The Federal Government, as a matter of urgency, should enact a law that mandatorily affirms the use of facemasks, encourage all to contribute to a face mask bank or channel a fraction of donations by well-meaning Nigerians for the massive production and distribution of these reusable modified homemade facemasks. Develop and share guidelines or educative materials on how to care for these facemasks (like washing them every night, drying overnight for reuse the next day, and hand hygiene before removing or putting them on). These propositions side by side with other measures in place will no doubt work synergistically.

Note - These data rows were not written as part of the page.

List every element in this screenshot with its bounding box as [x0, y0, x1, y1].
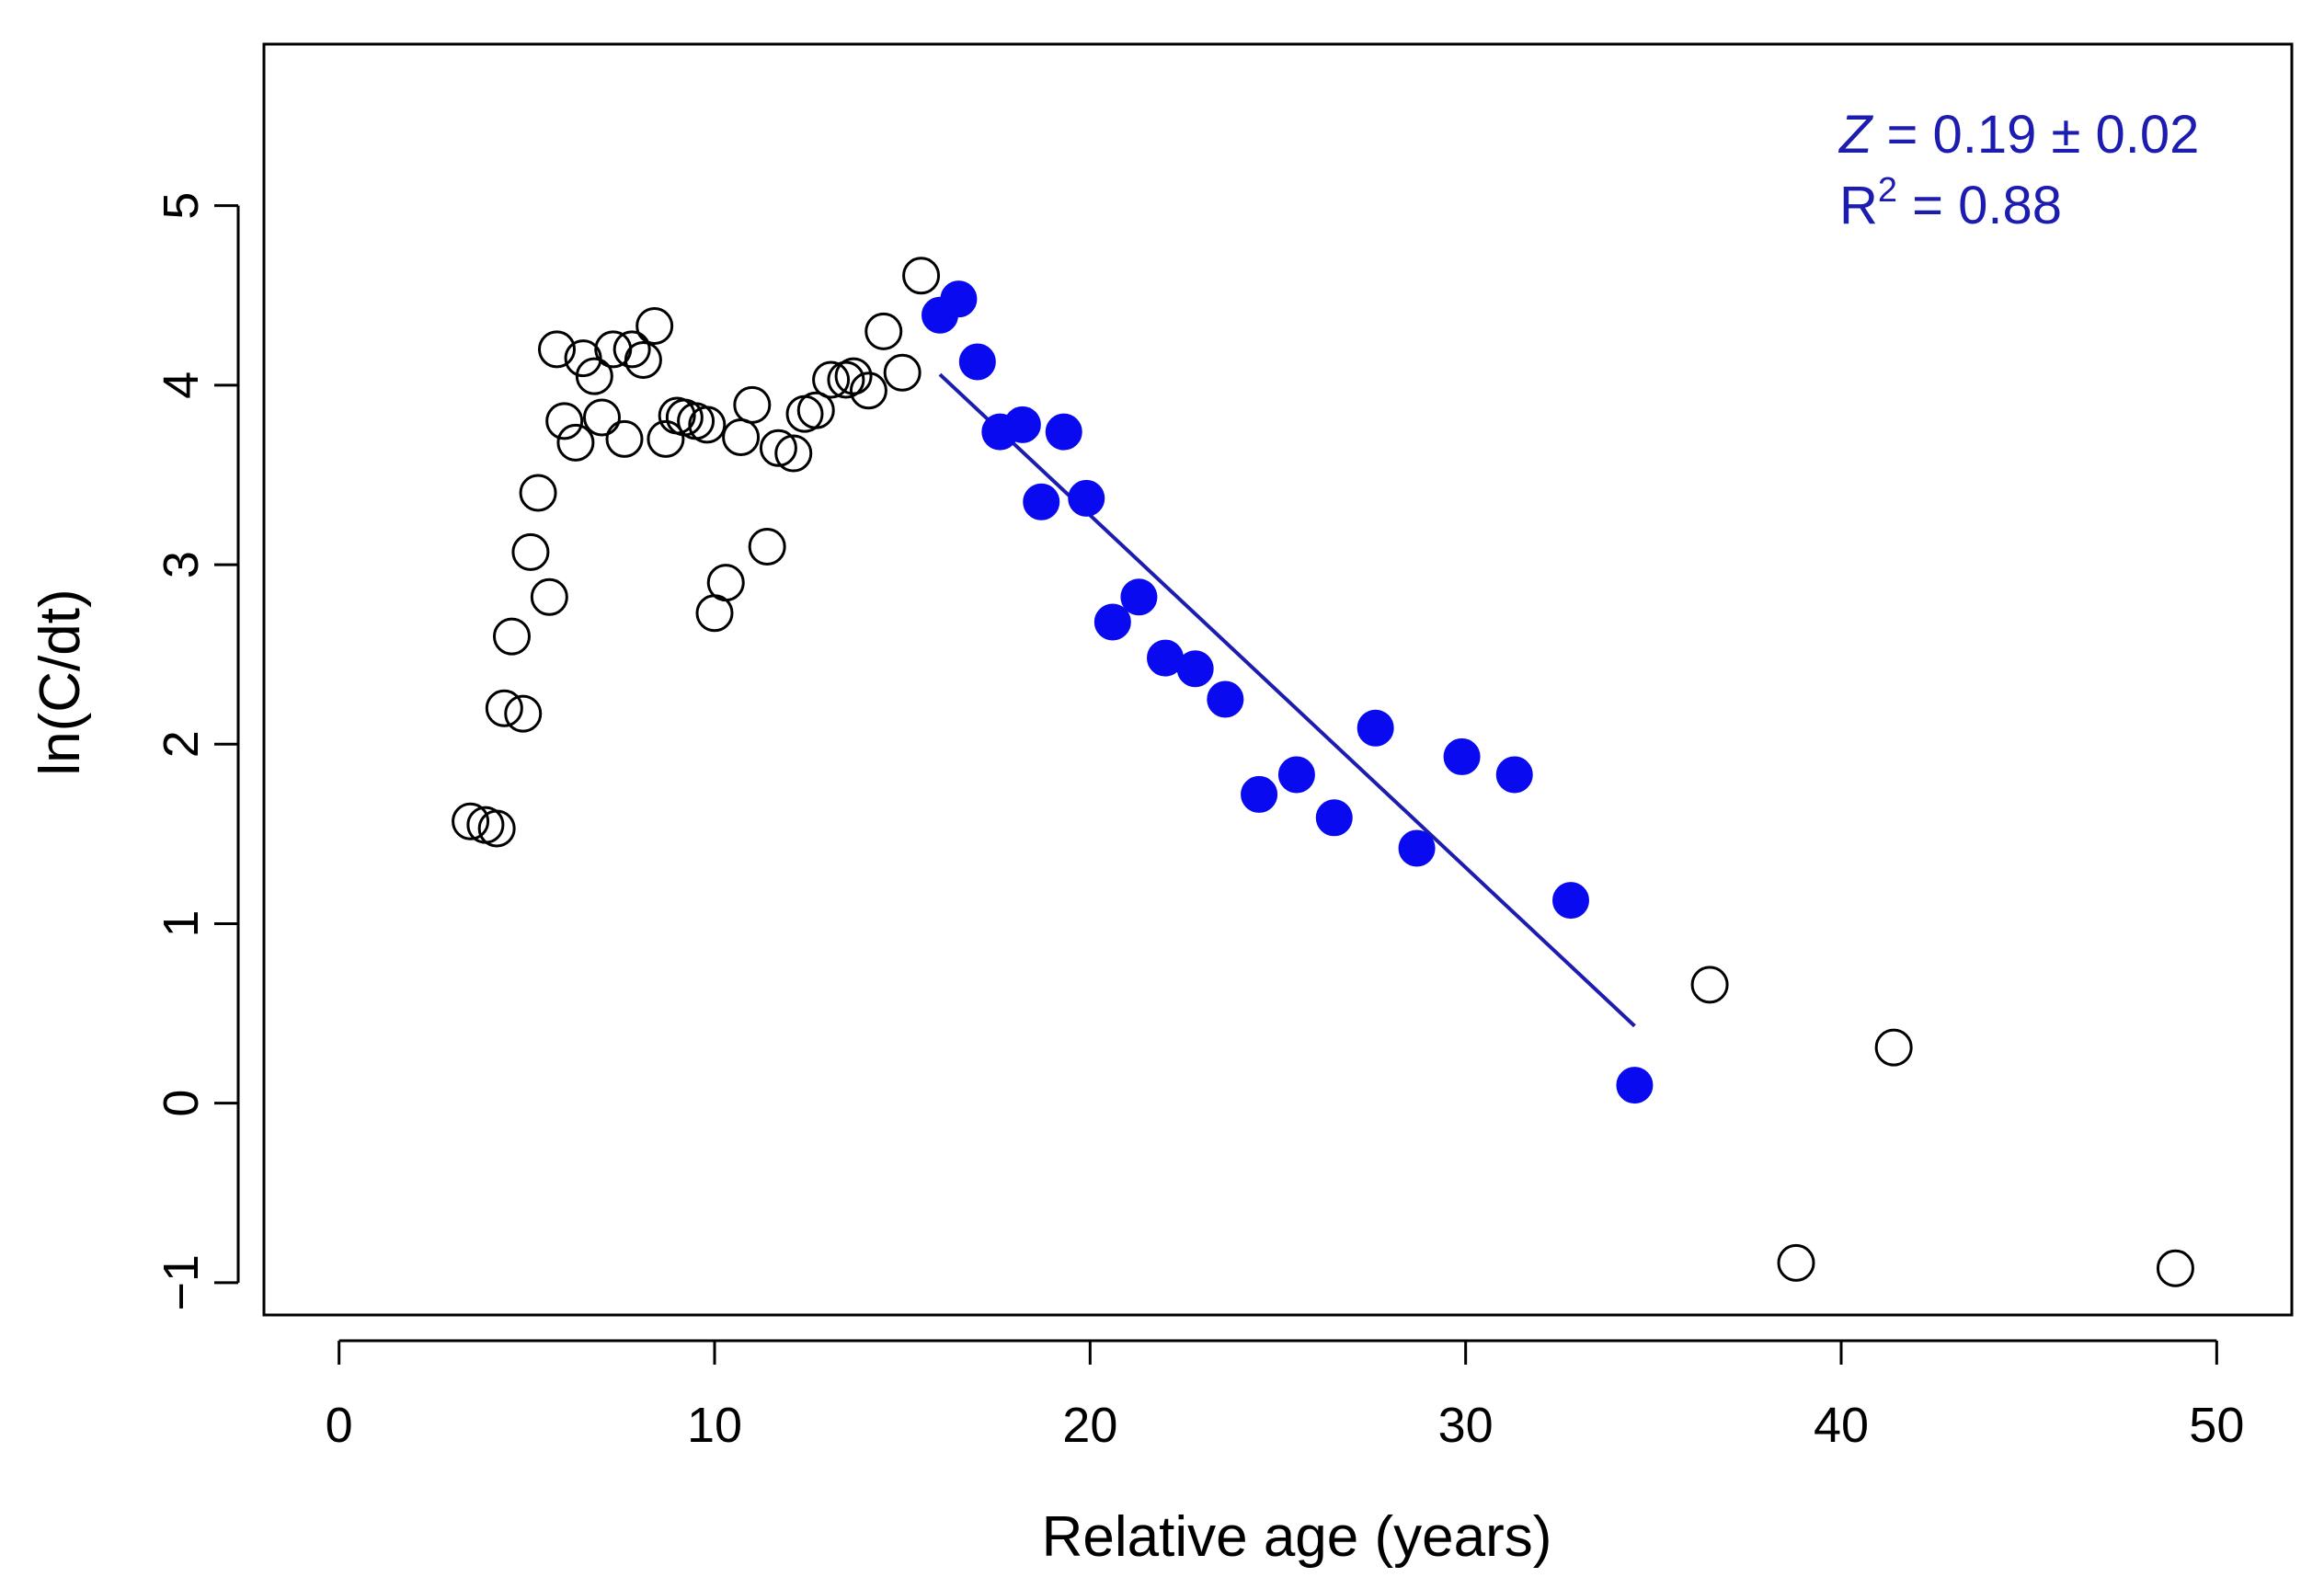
- y-axis-title: ln(C/dt): [29, 589, 92, 775]
- open-point-37: [849, 372, 887, 410]
- open-point-7: [519, 474, 557, 512]
- z-value: = 0.19 ± 0.02: [1872, 105, 2199, 165]
- fitted-point-2: [958, 343, 996, 381]
- open-point-20: [647, 419, 685, 458]
- x-tick-label-1: 10: [687, 1398, 742, 1453]
- open-point-0: [452, 802, 490, 840]
- r-superscript: 2: [1878, 171, 1897, 210]
- open-point-28: [733, 385, 772, 424]
- open-point-40: [902, 257, 941, 295]
- x-tick-label-3: 30: [1438, 1398, 1494, 1453]
- fitted-point-13: [1241, 775, 1278, 813]
- fitted-point-19: [1495, 756, 1533, 794]
- open-point-3: [485, 689, 523, 727]
- open-point-35: [827, 360, 865, 399]
- open-point-2: [477, 809, 516, 848]
- fitted-point-12: [1207, 680, 1244, 718]
- open-point-30: [759, 429, 797, 467]
- z-symbol: Z: [1837, 105, 1874, 165]
- x-tick-label-5: 50: [2189, 1398, 2244, 1453]
- x-tick-label-4: 40: [1814, 1398, 1869, 1453]
- open-point-12: [564, 339, 602, 378]
- fitted-point-18: [1443, 737, 1481, 775]
- fitted-point-1: [940, 280, 978, 318]
- open-point-11: [556, 423, 595, 462]
- open-point-32: [785, 394, 824, 433]
- open-point-38: [864, 312, 903, 350]
- fitted-point-14: [1277, 756, 1315, 794]
- fitted-point-11: [1176, 650, 1214, 688]
- regression-layer: [938, 372, 1636, 1028]
- open-point-17: [612, 330, 651, 369]
- open-point-44: [2156, 1249, 2194, 1287]
- fitted-point-6: [1045, 413, 1082, 451]
- open-point-23: [677, 402, 716, 440]
- open-point-19: [635, 306, 674, 345]
- open-point-34: [812, 360, 851, 399]
- fitted-point-21: [1616, 1067, 1654, 1104]
- open-point-29: [748, 528, 786, 566]
- open-point-13: [575, 357, 613, 395]
- open-point-31: [774, 434, 813, 473]
- y-tick-label-0: −1: [154, 1254, 209, 1311]
- x-axis: 0 10 20 30 40 50: [326, 1339, 2244, 1453]
- x-tick-label-2: 20: [1062, 1398, 1117, 1453]
- r-symbol: R: [1839, 176, 1878, 235]
- y-tick-label-6: 5: [154, 192, 209, 220]
- open-point-18: [624, 341, 662, 380]
- fitted-point-5: [1023, 483, 1060, 520]
- regression-line: [938, 372, 1636, 1028]
- open-point-14: [583, 398, 621, 437]
- open-point-24: [688, 406, 727, 444]
- x-axis-title: Relative age (years): [1042, 1505, 1552, 1569]
- y-axis: −1 0 1 2 3 4 5: [154, 192, 240, 1311]
- open-point-9: [538, 330, 576, 369]
- r-squared-annotation: R2 = 0.88: [1839, 171, 2062, 235]
- open-point-43: [1874, 1028, 1913, 1067]
- slope-annotation: Z = 0.19 ± 0.02: [1837, 105, 2199, 165]
- open-point-41: [1690, 966, 1729, 1004]
- open-point-33: [796, 391, 835, 429]
- x-tick-label-0: 0: [326, 1398, 353, 1453]
- open-point-5: [504, 694, 543, 733]
- open-point-39: [883, 353, 922, 392]
- y-tick-label-3: 2: [154, 730, 209, 758]
- fitted-point-17: [1398, 829, 1436, 867]
- fitted-point-8: [1093, 603, 1131, 641]
- fitted-point-9: [1120, 578, 1158, 616]
- open-point-36: [834, 357, 873, 395]
- fitted-point-4: [1003, 406, 1041, 443]
- y-tick-label-4: 3: [154, 551, 209, 578]
- open-point-16: [605, 419, 644, 458]
- y-tick-label-1: 0: [154, 1090, 209, 1117]
- open-point-22: [665, 398, 704, 437]
- plot-frame: [262, 42, 2294, 1317]
- open-point-6: [511, 532, 550, 571]
- points-layer: [452, 257, 2194, 1287]
- fitted-point-20: [1552, 882, 1589, 920]
- open-point-26: [706, 564, 745, 602]
- y-tick-label-5: 4: [154, 372, 209, 399]
- fitted-point-16: [1357, 709, 1394, 747]
- open-point-27: [722, 417, 761, 456]
- fitted-point-15: [1315, 799, 1353, 837]
- r-value: = 0.88: [1897, 176, 2062, 235]
- open-point-8: [530, 577, 568, 616]
- open-point-42: [1777, 1243, 1815, 1282]
- open-point-10: [545, 402, 584, 440]
- y-tick-label-2: 1: [154, 909, 209, 937]
- open-point-4: [493, 617, 531, 656]
- fitted-point-7: [1068, 479, 1105, 517]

In conclusion, despite being personally fanatical about the strict adherence to WHO guidelines, the recent position against the use of masks for all is rather unsettling. I am constrained to break ranks on this occasion, having reviewed several materials and rigorously evaluated our position as a country. I am confident that, if we were to promote this simple measure, we would have done a lot to arrest this epidemic and might even be able to remove movement restrictions and get our economy back on track in this perilous times. In the near future, COVID 19 pandemic will pass over, when we will be conducting an audit of where we stand and how far we have come, it will be painful to say, ‘had we known’. Therefore, the immediate implementation of these population mobilizing, cost efficient measures. Finally we might gaining something by adding this modification to our current strategy, but most certainly we will lose nothing at the final verdict post audit.
God bless us all, in support of MASK4ALL.